Former officer Peter Francis claimed this week that he was sent undercover into the family’s justice campaign to see if he could dig up any dirt to smear those who were criticising the police investigation.

Mr Francis is a former member of the Met’s Special Demonstration Squad (SDS), which has form when it comes to wasting huge amounts of taxpayers’ money investigating essentially harmless organisations.

It was the undercover lotharios of the SDS who spent years infiltrating groups of lentil-munching tree-huggers in a desperate attempt to find some sort of threat to national security which might justify their exorbitantly expensive bed-hopping.

And, as we learned last week, one of these would-be James Bonds even managed to start the longest civil court case in English history by co-writing an infamous anti-McDonald’s leaflet while masquerading as an environmental activist.

Given all this, maybe we shouldn’t be surprised that the Met would stoop so low as to try to dig up dirt about a family whose son had just been murdered.

This is, after all, an organisation which appears to consider itself above the law.

It was the Met – let us not forget – which was hand-in-glove with News International for years, sipping their champagne while overlooking their phone hacking.

Yet, when the scandal broke, it was the journalists who ended up taking all the blame at the Leveson Inquiry.
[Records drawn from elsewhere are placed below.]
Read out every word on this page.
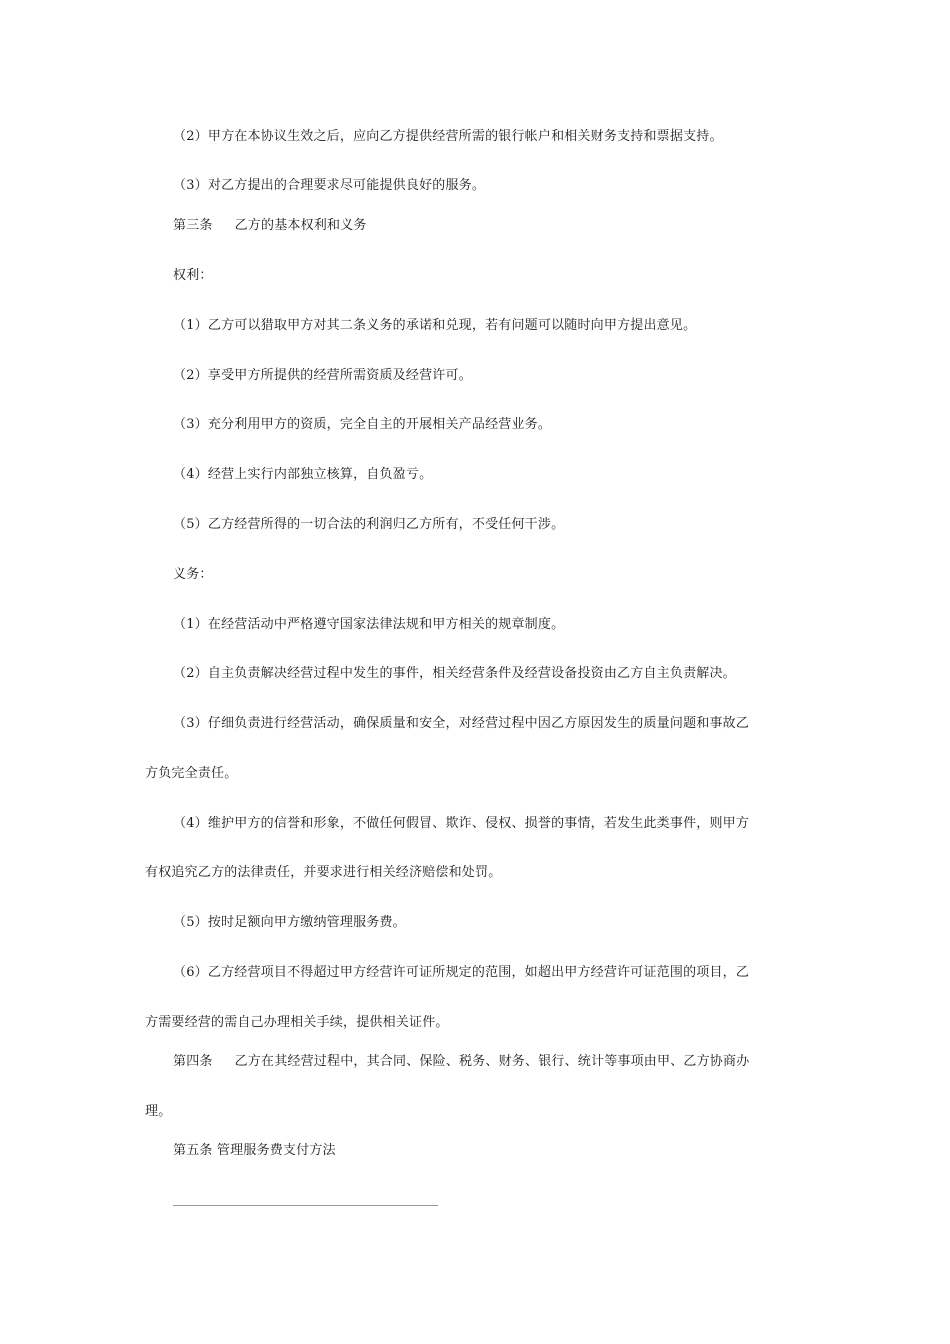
（2）甲方在本协议生效之后，应向乙方提供经营所需的银行帐户和相关财务支持和票据支持。
（3）对乙方提出的合理要求尽可能提供良好的服务。
第三条 乙方的基本权利和义务
权利：
（1）乙方可以猎取甲方对其二条义务的承诺和兑现，若有问题可以随时向甲方提出意见。
（2）享受甲方所提供的经营所需资质及经营许可。
（3）充分利用甲方的资质，完全自主的开展相关产品经营业务。
（4）经营上实行内部独立核算，自负盈亏。
（5）乙方经营所得的一切合法的利润归乙方所有，不受任何干涉。
义务：
（1）在经营活动中严格遵守国家法律法规和甲方相关的规章制度。
（2）自主负责解决经营过程中发生的事件，相关经营条件及经营设备投资由乙方自主负责解决。
（3）仔细负责进行经营活动，确保质量和安全，对经营过程中因乙方原因发生的质量问题和事故乙
方负完全责任。
（4）维护甲方的信誉和形象，不做任何假冒、欺诈、侵权、损誉的事情，若发生此类事件，则甲方
有权追究乙方的法律责任，并要求进行相关经济赔偿和处罚。
（5）按时足额向甲方缴纳管理服务费。
（6）乙方经营项目不得超过甲方经营许可证所规定的范围，如超出甲方经营许可证范围的项目，乙
方需要经营的需自己办理相关手续，提供相关证件。
第四条 乙方在其经营过程中，其合同、保险、税务、财务、银行、统计等事项由甲、乙方协商办
理。
第五条 管理服务费支付方法
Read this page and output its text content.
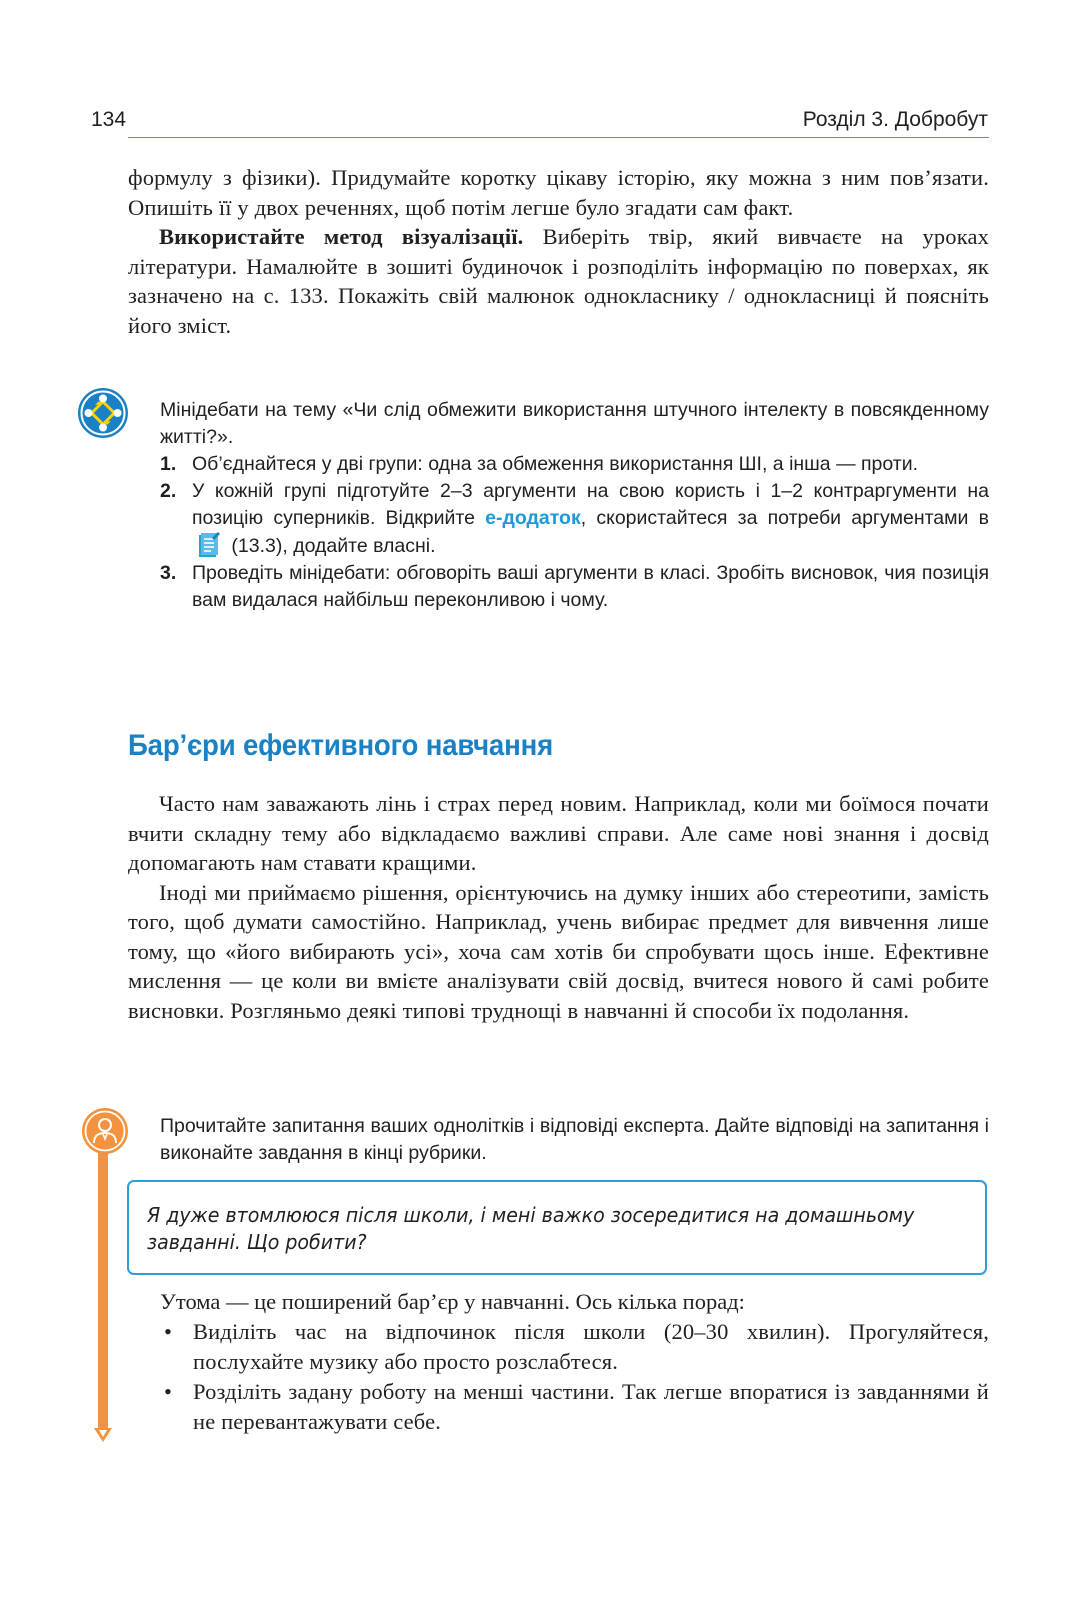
134	Розділ 3. Добробут

формулу з фізики). Придумайте коротку цікаву історію, яку можна з ним пов’язати. Опишіть її у двох реченнях, щоб потім легше було згадати сам факт.

Використайте метод візуалізації. Виберіть твір, який вивчаєте на уроках літератури. Намалюйте в зошиті будиночок і розподіліть інформацію по поверхах, як зазначено на с. 133. Покажіть свій малюнок однокласнику / однокласниці й поясніть його зміст.

Мінідебати на тему «Чи слід обмежити використання штучного інтелекту в повсякденному житті?».

1. Об’єднайтеся у дві групи: одна за обмеження використання ШІ, а інша — проти.
2. У кожній групі підготуйте 2–3 аргументи на свою користь і 1–2 контраргументи на позицію суперників. Відкрийте е-додаток, скористайтеся за потреби аргументами в  (13.3), додайте власні.
3. Проведіть мінідебати: обговоріть ваші аргументи в класі. Зробіть висновок, чия позиція вам видалася найбільш переконливою і чому.
Бар’єри ефективного навчання

Часто нам заважають лінь і страх перед новим. Наприклад, коли ми боїмося почати вчити складну тему або відкладаємо важливі справи. Але саме нові знання і досвід допомагають нам ставати кращими.

Іноді ми приймаємо рішення, орієнтуючись на думку інших або стереотипи, замість того, щоб думати самостійно. Наприклад, учень вибирає предмет для вивчення лише тому, що «його вибирають усі», хоча сам хотів би спробувати щось інше. Ефективне мислення — це коли ви вмієте аналізувати свій досвід, вчитеся нового й самі робите висновки. Розгляньмо деякі типові труднощі в навчанні й способи їх подолання.

Прочитайте запитання ваших однолітків і відповіді експерта. Дайте відповіді на запитання і виконайте завдання в кінці рубрики.
Я дуже втомлююся після школи, і мені важко зосередитися на домашньому завданні. Що робити?
Утома — це поширений бар’єр у навчанні. Ось кілька порад:
• Виділіть час на відпочинок після школи (20–30 хвилин). Прогуляйтеся, послухайте музику або просто розслабтеся.
• Розділіть задану роботу на менші частини. Так легше впоратися із завданнями й не перевантажувати себе.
His noble lordship hammered the papers but was strangely quiet on the massive evidence of police corruption which had been placed right under his nose.

So, I would humbly suggest, we already have a good idea of how this latest police scandal will unfold.

Some men in white uniforms will appear before a Parliamentary committee or two. They’ll say how sorry they are, they’ll swear it was the work of “a few bad apples” and they’ll assure us that such things could never happen in “today’s modern police force.”

The MPs will hum and ha, they’ll say how shocked they are and then they’ll write a report.

And then nothing will change.

Whichever senior policeman signed off the undercover campaign against the Lawrences will not be held accountable in public – let alone lose his pension.

And so, the message will be passed from one generation of officers to another: Do what you want, when you’re found out in 20 years’ time you’ll be on the golf course and no-one will dare touch you.